Müssen behördliche Schriftstücke unterschrieben/signiert werden?

07.06.2023 Lesezeit: 3 Minuten Thema: Steuernews

Der Verfassungsgerichtshof (VfGH) hat mit Erkenntnis vom 09.03.2023 (G 295/2022-10) eine Bestimmung des Arbeitslosenversicherungsgesetzes (AlVG) aufgehoben, wonach Ausfertigungen, die im Wege automatisationsunterstützter Datenverarbeitung erstellt wurden, keiner Unterschrift oder Beglaubigung durch die Behörde benötigen.

Aufgrund dieser Bestimmung des § 47 AlVG konnten Bescheide erlassen werden, welche keine Unterschrift und auch keine Amtssignatur enthalten haben.

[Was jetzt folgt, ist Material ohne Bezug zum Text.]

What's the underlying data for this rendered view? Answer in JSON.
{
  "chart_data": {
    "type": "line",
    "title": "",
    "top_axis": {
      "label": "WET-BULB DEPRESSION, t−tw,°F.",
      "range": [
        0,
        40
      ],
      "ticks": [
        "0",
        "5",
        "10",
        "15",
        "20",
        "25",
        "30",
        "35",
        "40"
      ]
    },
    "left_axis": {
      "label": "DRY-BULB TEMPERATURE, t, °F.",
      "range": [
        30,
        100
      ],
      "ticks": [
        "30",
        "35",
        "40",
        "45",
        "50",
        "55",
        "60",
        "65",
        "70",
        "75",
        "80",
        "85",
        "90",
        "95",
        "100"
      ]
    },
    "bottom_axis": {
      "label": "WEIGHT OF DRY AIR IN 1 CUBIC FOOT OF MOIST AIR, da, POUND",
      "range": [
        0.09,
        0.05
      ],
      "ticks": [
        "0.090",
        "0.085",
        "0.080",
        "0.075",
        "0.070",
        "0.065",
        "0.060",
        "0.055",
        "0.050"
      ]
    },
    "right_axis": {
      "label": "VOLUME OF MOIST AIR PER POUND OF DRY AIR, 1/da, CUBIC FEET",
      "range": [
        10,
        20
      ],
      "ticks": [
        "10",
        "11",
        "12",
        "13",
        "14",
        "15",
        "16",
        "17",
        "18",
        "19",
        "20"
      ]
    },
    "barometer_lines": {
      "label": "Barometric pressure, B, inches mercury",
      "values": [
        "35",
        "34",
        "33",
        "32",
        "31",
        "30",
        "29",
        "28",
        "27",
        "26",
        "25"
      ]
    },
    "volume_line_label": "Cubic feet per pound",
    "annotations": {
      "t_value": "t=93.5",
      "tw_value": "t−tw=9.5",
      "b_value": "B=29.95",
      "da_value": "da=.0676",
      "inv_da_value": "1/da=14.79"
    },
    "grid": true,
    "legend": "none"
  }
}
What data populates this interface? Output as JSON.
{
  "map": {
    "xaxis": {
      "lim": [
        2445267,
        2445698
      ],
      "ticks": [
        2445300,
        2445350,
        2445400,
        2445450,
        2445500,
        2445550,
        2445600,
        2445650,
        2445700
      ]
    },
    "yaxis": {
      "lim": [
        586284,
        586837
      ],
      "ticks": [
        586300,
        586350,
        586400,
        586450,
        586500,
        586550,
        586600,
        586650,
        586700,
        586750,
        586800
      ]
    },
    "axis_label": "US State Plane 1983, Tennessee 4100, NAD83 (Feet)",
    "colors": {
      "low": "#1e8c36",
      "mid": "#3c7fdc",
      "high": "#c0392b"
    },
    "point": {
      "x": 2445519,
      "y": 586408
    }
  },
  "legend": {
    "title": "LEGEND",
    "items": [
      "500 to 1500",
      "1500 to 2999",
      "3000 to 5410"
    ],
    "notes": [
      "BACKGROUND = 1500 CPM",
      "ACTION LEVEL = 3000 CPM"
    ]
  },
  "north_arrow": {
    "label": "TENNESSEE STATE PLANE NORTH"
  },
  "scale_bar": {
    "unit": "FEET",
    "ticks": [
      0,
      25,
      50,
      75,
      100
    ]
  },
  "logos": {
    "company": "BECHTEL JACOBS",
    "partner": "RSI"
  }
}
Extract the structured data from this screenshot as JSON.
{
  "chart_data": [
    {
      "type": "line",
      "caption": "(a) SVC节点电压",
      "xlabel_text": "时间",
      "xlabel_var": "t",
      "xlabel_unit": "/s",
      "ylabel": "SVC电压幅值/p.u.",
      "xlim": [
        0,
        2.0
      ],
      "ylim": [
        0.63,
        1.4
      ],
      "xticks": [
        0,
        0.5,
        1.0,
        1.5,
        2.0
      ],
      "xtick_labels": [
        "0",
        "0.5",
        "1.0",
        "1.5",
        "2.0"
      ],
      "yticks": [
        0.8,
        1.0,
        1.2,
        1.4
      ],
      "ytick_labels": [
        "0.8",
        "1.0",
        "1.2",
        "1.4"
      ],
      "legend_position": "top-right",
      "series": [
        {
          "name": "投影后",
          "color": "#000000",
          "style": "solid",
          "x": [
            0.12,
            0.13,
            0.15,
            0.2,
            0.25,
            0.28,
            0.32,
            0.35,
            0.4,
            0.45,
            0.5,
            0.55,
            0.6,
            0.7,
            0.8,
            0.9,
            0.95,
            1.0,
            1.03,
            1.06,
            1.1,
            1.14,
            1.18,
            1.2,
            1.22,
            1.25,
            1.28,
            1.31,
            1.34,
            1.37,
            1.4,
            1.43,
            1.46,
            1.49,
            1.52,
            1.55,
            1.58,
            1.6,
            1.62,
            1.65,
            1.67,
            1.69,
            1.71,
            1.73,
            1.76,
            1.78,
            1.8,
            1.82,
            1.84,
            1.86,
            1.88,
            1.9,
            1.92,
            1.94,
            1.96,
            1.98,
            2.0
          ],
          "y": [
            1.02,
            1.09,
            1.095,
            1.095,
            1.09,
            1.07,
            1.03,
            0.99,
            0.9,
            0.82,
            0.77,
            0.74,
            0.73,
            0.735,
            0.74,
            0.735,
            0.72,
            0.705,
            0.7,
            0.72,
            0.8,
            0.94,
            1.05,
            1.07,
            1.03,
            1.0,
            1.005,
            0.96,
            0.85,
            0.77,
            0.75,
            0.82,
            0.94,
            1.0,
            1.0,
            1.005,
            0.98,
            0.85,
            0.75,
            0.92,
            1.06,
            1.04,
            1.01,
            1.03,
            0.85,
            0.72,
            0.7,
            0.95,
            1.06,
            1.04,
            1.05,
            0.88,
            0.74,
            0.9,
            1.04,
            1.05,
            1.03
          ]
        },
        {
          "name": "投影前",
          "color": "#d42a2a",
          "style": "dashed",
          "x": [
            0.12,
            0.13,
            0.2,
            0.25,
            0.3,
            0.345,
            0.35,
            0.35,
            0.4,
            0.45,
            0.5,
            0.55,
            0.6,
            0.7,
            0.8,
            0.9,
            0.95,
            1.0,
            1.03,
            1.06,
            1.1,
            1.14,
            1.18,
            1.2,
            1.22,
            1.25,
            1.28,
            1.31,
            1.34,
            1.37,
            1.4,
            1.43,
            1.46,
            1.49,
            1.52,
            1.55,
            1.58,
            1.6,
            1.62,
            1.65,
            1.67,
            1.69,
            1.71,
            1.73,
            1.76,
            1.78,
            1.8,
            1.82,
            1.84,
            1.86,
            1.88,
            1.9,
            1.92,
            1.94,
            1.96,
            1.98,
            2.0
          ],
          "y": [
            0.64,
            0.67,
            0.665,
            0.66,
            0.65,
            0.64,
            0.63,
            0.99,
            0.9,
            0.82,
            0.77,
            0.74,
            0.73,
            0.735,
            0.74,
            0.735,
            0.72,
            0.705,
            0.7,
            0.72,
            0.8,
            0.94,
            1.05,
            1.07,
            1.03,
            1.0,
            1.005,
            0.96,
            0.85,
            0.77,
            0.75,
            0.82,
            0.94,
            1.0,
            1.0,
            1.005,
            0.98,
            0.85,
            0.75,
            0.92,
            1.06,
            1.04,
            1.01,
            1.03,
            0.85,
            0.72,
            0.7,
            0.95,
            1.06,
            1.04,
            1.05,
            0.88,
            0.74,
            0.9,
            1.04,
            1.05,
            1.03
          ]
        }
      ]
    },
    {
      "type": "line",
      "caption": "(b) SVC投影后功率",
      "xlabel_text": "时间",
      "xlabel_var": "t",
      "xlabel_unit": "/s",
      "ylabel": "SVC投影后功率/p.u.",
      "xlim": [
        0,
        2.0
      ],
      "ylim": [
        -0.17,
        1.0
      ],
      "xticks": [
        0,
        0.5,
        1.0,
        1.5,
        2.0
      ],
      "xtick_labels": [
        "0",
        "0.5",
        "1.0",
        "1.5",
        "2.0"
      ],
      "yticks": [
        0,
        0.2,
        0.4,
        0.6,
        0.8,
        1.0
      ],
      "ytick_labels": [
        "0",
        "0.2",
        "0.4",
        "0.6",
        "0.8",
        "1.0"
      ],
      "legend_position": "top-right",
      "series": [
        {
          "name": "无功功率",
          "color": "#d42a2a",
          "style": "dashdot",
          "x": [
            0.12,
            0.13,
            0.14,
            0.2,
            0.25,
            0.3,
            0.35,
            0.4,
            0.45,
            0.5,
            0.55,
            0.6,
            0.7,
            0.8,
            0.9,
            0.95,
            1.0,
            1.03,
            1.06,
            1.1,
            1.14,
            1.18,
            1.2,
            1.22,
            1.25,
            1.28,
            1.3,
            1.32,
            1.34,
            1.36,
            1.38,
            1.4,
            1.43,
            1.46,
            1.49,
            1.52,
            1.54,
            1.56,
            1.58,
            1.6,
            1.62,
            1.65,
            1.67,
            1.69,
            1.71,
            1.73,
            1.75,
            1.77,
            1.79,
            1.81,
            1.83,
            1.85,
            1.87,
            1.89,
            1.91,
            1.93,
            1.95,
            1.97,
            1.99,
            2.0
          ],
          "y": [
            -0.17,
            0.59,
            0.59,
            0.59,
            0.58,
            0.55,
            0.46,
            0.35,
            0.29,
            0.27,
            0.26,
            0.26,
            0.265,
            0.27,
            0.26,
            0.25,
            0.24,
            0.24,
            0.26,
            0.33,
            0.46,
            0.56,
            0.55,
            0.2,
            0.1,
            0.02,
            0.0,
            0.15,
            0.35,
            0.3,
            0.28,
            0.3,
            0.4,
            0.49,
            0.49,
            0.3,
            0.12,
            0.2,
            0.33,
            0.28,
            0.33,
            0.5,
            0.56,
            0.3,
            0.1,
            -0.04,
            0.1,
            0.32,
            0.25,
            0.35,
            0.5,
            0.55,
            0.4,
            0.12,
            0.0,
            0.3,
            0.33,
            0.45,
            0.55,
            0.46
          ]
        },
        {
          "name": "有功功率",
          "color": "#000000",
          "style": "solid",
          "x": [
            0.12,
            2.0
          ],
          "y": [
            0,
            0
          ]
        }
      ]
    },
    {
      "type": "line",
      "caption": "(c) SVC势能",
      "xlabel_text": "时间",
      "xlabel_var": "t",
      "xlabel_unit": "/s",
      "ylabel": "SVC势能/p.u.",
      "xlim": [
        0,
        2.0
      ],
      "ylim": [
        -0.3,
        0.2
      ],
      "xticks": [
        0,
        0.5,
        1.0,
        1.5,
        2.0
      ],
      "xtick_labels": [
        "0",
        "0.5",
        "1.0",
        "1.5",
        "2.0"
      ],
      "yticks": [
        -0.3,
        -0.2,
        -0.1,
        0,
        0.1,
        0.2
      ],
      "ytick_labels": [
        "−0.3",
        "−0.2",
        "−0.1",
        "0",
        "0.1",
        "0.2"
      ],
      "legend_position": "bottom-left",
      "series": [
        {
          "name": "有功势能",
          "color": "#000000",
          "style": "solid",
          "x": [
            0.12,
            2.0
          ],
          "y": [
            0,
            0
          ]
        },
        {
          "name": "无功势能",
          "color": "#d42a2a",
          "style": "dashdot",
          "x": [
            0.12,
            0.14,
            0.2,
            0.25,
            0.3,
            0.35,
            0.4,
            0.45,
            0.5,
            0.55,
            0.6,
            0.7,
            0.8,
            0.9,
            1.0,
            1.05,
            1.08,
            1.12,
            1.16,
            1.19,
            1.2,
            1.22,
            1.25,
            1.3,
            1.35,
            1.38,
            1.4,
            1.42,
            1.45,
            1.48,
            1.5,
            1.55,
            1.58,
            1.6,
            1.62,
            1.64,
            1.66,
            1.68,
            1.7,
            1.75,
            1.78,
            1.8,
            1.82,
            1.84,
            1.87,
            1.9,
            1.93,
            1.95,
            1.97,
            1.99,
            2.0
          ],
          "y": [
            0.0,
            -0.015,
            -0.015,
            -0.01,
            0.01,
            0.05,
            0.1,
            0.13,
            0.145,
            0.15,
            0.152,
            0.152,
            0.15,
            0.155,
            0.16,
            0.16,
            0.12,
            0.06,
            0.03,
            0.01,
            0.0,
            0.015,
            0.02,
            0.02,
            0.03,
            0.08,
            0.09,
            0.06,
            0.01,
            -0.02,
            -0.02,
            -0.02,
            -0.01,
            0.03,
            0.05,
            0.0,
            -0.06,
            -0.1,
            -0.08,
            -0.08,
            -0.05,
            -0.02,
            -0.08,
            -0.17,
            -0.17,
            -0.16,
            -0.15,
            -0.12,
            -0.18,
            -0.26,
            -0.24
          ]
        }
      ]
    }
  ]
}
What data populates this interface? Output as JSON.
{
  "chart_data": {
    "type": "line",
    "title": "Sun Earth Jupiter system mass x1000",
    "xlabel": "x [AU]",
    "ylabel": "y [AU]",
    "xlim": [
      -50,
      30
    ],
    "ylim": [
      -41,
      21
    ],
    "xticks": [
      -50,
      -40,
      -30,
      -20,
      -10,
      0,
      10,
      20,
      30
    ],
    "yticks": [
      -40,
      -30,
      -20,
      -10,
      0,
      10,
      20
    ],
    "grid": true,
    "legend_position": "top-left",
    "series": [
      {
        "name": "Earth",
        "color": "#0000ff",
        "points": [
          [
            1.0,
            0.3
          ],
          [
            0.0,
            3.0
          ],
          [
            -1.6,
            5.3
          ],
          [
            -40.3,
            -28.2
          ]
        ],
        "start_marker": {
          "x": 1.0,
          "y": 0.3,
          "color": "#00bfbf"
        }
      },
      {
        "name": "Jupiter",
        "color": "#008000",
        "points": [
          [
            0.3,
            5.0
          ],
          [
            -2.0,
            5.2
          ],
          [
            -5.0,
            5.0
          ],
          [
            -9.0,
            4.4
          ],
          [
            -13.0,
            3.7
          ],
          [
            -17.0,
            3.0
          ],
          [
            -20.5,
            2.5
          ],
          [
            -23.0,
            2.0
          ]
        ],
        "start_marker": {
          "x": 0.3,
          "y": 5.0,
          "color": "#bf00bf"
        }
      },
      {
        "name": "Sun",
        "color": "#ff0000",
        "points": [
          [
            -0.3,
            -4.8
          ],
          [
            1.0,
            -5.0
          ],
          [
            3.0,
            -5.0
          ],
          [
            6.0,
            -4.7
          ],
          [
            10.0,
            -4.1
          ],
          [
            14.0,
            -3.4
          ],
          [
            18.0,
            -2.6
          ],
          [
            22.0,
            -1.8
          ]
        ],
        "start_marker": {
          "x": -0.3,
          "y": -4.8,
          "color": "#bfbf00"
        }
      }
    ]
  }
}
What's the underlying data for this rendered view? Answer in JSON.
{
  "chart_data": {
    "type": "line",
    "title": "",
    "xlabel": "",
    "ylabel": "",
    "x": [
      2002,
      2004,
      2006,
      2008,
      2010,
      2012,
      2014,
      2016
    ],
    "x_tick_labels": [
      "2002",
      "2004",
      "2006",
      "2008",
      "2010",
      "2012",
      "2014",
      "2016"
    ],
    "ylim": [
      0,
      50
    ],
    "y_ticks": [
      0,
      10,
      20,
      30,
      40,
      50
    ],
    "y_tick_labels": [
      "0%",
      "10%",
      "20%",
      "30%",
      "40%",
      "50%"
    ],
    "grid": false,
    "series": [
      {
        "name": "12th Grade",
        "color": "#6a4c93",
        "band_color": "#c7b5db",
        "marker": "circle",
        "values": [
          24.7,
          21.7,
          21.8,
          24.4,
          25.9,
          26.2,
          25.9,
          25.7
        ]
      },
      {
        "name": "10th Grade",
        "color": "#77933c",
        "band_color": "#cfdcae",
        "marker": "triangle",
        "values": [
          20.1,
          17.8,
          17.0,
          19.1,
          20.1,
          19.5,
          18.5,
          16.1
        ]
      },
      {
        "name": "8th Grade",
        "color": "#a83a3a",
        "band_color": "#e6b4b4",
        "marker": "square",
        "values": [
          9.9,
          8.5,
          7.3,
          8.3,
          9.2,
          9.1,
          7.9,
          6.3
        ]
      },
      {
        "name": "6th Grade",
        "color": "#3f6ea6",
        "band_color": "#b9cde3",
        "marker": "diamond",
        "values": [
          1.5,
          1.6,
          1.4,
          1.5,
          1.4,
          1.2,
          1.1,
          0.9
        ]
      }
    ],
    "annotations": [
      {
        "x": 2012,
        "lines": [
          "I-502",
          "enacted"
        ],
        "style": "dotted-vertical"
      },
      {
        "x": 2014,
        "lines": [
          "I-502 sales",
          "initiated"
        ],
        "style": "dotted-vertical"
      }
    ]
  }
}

Nach Meinung des VfGH ist die im Jahr 2004 eingeführte Amtssignatur mittlerweile verbreitet, geläufig und bewährt.

Somit ist ein Bescheid, der sich auf das AlVG stützt, jedenfalls (zumindest) mit einer Amtssignatur zu versehen, falls er nicht eigenhändig unterschrieben wird. Fehlt die Unterschrift bzw. die Amtssignatur ist das Dokument gemäß dem Bundesverwaltungsgericht (BVwG W164 2266963-1, 23.05.2023) nicht als Bescheid zu werten.

In der Folge stellt sich natürlich die Frage, was dieses Erkenntnis für Bescheide im Sinne der Bundesabgabenordnung (BAO) bedeutet.

Alle schriftlichen Ausfertigungen müssen gemäß BAO mit einer Unterschrift versehen werden. Ausfertigungen, die mittels automatisationsunterstützter Datenverarbeitung erstellt werden, bedürfen jedoch keiner Unterschrift. Sie gelten als vom Leiter der auf der Ausfertigung genannten Abgabenbehörde als genehmigt.

Fraglich ist, was alles unter automatisationsunterstützte Datenverarbeitung im Sinne der BAO fällt. Nach der Literatur und Judikatur können darunter auch Ausfertigungen fallen, die mittels Textverarbeitungsprogramms erstellt worden sind. Jedenfalls darunter fallen Dokumente, die mittels Amtssignatur versehen sind.

Das Erkenntnis des VfGH wird sich eventuell nicht ohne Weiteres auf die BAO übertragen lassen. Es ist bei Leistungen des AMS das AlVG und als Allgemeine Verwaltungsverfahrensgesetz (AVG) relevant und nicht die BAO.

Allerdings erscheint die Begründung des VfGH wonach die Amtssignatur seit der Einführung im Jahr 2004 mittlerweile als „weit verbreitet“, „geläufig“, „bewährt“ gesehen werden kann, durchaus auch für die BAO relevant.

Aus unserer Sicht wäre daher bei behördlichen Ausfertigungen, die weder eine Unterschrift noch eine Amtssignatur enthalten Vorsicht angebracht. Es sollte kritisch hinterfragt werden, ob das Dokument im Rahmen der BAO Rechtskraft entfalten kann.